Expectant mothers in Spain have until midnight on New Year’s Eve to give birth, if they are to receive a cheque of $3,300 from the government.

Spain’s  ‘baby cheques,’ a government scheme that was introduced in July 2007 to help encourage more families to have children, are being cut from January 1 as part of the national austerity drive.

Pregnant women are trying to bring their deliveries forward ahead of the cut-off date, according to El Pais, a Spanish daily newspaper.

“What we’re seeing in the public sector is that women who are due to give birth in the first fortnight of January are coming in and saying they are spotting blood or that their waters have broken,” a midwife working in a Seville hospital told El Pais.
 
“They don’t dare say so openly but we know they want to bring the due date forward.”

Doctors also told the paper they were seeing a spike in the number of women requesting that their babies be delivered by caesarean.

Prime minister Jose Luis Rodriguez Zapatero’s socialist government introduced the reform in a surprise move last year.

“In order to continue progressing Spain needs more families with more children. And families need more aid to have more babies and more resources for their upbringing,” Zapatero told parliament at the time.

After seeing a dramatic population boom in the 1960s and 1970s, the Spanish birth rate stalled in the 1980s. By 2000 it had fallen to an average of 1.07 births per woman, the lowest figure in the world.

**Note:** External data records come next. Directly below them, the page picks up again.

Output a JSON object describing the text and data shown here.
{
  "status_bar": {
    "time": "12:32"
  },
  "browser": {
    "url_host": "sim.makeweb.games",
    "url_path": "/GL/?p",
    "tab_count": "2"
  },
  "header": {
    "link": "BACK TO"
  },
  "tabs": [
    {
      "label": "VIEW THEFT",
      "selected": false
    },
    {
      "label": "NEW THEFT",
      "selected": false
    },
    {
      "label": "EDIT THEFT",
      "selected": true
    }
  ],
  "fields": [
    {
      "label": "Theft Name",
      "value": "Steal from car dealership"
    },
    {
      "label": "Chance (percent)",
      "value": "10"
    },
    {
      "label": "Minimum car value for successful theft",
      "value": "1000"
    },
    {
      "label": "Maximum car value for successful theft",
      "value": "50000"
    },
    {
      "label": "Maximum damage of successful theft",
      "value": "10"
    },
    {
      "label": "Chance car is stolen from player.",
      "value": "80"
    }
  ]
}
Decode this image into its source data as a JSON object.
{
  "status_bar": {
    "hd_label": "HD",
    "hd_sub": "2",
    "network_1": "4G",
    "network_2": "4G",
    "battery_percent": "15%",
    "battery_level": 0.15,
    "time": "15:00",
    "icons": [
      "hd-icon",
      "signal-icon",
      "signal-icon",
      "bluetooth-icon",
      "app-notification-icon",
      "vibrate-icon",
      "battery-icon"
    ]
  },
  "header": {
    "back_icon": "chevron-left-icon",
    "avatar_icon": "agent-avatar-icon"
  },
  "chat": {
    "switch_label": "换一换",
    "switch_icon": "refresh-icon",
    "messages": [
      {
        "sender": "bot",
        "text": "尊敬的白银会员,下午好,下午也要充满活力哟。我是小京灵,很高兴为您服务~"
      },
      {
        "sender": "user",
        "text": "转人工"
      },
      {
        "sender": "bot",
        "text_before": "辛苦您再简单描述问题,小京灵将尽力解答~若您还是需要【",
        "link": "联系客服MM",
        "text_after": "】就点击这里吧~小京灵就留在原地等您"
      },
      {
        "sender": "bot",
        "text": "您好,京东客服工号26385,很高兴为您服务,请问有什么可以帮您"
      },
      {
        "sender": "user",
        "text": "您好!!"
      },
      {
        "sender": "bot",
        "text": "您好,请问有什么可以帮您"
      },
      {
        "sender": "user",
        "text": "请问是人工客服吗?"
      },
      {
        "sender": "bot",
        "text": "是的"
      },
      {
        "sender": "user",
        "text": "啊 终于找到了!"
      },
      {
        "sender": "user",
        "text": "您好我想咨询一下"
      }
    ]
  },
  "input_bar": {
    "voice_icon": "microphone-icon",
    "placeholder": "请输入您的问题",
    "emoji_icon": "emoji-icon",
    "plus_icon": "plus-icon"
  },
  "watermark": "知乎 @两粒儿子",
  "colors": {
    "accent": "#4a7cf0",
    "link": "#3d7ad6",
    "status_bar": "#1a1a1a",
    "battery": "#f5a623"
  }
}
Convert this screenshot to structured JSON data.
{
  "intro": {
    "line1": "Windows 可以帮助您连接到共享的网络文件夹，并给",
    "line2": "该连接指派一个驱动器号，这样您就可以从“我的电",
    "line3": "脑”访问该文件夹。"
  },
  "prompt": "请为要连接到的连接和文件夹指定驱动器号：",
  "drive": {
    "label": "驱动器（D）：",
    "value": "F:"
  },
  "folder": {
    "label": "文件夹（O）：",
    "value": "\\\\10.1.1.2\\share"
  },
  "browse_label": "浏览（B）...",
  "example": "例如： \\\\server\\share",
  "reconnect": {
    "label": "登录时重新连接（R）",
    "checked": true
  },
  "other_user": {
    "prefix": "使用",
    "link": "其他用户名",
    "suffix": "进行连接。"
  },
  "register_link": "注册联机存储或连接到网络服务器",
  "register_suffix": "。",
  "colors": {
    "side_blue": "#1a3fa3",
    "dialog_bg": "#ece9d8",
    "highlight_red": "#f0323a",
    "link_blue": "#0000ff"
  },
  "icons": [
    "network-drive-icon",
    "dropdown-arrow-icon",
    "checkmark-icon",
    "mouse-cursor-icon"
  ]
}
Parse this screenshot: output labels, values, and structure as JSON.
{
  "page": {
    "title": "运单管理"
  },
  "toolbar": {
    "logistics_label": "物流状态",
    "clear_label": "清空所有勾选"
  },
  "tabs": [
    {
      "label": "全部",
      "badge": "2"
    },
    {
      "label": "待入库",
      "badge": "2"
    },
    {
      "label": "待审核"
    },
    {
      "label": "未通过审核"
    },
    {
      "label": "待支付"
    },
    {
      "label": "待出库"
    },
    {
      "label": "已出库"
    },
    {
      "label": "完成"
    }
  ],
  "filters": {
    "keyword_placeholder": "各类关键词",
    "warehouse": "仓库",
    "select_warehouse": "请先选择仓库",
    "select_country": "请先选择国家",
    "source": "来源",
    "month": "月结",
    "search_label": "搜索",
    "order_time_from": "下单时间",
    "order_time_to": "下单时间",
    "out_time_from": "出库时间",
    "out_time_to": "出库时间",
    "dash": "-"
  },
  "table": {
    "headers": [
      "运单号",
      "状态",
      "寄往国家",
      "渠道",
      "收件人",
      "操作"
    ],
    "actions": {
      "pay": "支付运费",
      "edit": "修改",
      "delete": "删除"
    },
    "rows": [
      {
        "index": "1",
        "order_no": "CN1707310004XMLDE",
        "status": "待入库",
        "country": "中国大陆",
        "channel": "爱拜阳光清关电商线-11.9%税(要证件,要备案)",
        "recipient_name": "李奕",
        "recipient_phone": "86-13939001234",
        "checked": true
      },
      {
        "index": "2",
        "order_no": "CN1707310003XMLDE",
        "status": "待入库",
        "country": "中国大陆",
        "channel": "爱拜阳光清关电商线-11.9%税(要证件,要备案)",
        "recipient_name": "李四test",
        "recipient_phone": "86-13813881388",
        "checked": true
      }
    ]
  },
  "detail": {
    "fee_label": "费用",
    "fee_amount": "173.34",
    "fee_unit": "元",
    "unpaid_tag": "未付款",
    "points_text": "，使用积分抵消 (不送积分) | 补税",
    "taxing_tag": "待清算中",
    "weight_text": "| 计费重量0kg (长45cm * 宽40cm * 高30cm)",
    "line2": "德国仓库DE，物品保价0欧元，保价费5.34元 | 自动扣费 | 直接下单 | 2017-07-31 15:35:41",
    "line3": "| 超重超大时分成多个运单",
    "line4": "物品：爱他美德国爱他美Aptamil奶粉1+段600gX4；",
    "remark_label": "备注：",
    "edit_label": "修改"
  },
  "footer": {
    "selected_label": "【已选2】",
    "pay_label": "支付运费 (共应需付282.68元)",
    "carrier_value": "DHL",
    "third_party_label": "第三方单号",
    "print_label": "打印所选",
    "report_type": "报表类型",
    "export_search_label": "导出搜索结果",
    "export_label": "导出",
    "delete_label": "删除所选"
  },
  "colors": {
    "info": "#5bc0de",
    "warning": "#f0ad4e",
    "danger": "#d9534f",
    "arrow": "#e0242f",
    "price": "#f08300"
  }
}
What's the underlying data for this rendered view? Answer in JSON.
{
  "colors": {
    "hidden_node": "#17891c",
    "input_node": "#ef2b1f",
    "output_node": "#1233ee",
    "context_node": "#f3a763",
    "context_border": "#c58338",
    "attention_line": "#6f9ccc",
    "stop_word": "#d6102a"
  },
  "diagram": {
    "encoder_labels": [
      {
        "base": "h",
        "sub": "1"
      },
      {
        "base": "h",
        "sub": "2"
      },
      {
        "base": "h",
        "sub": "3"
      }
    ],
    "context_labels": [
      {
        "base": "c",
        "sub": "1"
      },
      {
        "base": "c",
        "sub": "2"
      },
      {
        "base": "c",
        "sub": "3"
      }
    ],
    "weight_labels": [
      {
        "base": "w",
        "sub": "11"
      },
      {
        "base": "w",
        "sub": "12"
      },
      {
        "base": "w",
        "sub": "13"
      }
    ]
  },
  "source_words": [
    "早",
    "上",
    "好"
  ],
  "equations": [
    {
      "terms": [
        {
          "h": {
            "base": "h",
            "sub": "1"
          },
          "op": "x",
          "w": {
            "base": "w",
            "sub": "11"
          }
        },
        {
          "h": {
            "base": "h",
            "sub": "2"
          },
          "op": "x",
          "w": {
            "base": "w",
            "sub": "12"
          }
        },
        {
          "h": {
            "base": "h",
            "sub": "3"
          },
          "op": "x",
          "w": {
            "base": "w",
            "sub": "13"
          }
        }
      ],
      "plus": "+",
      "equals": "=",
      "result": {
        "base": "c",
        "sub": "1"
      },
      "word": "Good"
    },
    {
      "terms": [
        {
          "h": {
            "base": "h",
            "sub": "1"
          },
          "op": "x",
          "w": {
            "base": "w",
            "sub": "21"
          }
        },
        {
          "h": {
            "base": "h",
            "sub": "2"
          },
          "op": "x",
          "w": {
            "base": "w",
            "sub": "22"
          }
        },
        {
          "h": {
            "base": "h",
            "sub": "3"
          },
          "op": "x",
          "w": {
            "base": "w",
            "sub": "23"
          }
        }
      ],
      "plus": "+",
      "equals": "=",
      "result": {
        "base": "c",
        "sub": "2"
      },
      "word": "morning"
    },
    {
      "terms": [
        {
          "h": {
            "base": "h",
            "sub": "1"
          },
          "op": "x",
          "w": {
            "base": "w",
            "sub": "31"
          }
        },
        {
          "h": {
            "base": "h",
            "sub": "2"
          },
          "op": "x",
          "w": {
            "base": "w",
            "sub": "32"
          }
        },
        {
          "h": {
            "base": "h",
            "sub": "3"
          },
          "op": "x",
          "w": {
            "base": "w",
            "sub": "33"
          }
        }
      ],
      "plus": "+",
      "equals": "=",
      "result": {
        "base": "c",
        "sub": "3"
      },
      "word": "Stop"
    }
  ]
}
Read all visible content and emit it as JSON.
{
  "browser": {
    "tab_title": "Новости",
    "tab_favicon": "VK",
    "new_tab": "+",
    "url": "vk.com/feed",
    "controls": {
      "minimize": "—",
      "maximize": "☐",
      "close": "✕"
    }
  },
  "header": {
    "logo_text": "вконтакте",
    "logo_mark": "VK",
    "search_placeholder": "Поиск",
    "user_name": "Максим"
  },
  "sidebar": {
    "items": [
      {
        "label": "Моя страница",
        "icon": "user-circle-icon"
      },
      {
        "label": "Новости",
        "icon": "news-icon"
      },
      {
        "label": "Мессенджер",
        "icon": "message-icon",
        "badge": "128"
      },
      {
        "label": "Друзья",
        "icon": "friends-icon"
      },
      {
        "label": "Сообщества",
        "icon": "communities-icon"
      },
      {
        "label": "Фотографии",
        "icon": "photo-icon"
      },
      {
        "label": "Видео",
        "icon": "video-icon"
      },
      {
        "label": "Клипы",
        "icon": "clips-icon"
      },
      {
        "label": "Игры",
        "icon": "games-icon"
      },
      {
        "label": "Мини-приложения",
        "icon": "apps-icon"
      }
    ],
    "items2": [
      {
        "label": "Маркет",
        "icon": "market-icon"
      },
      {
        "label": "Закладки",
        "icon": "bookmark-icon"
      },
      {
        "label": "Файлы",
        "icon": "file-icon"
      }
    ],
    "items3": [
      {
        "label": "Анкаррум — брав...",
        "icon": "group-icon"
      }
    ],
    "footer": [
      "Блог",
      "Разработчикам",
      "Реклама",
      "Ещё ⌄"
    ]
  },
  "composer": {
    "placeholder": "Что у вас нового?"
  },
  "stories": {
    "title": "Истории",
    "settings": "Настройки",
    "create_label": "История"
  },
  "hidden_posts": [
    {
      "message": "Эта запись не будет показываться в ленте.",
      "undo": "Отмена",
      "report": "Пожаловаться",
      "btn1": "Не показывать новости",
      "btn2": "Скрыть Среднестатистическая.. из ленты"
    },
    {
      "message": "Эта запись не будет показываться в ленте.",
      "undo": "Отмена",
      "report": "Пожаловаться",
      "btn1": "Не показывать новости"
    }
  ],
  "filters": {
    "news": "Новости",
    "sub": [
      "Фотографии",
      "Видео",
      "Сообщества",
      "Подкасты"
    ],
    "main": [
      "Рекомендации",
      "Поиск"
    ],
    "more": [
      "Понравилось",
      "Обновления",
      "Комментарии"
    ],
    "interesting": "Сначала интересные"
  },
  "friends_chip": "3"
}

Population growth in the past 10 years is mostly due to immigration, rather than a rising birth rate.
In 2009, the number of births fell by five per cent, the first decline in the past decade.

For some commentators, the most recent drop is a consequence of the economic crisis, and notably rising unemployment.

Demographers have long argued that a lack of family planning has made caring for children harder in Spain than in other, more generous, European countries.

The ‘baby cheque’ policy was intended to provide of the kind of family support that is common in many of Spain’s northern neighbours.

Others blame ‘conservative’ cultural values that continue to place the burden of child care overwhelmingly on women.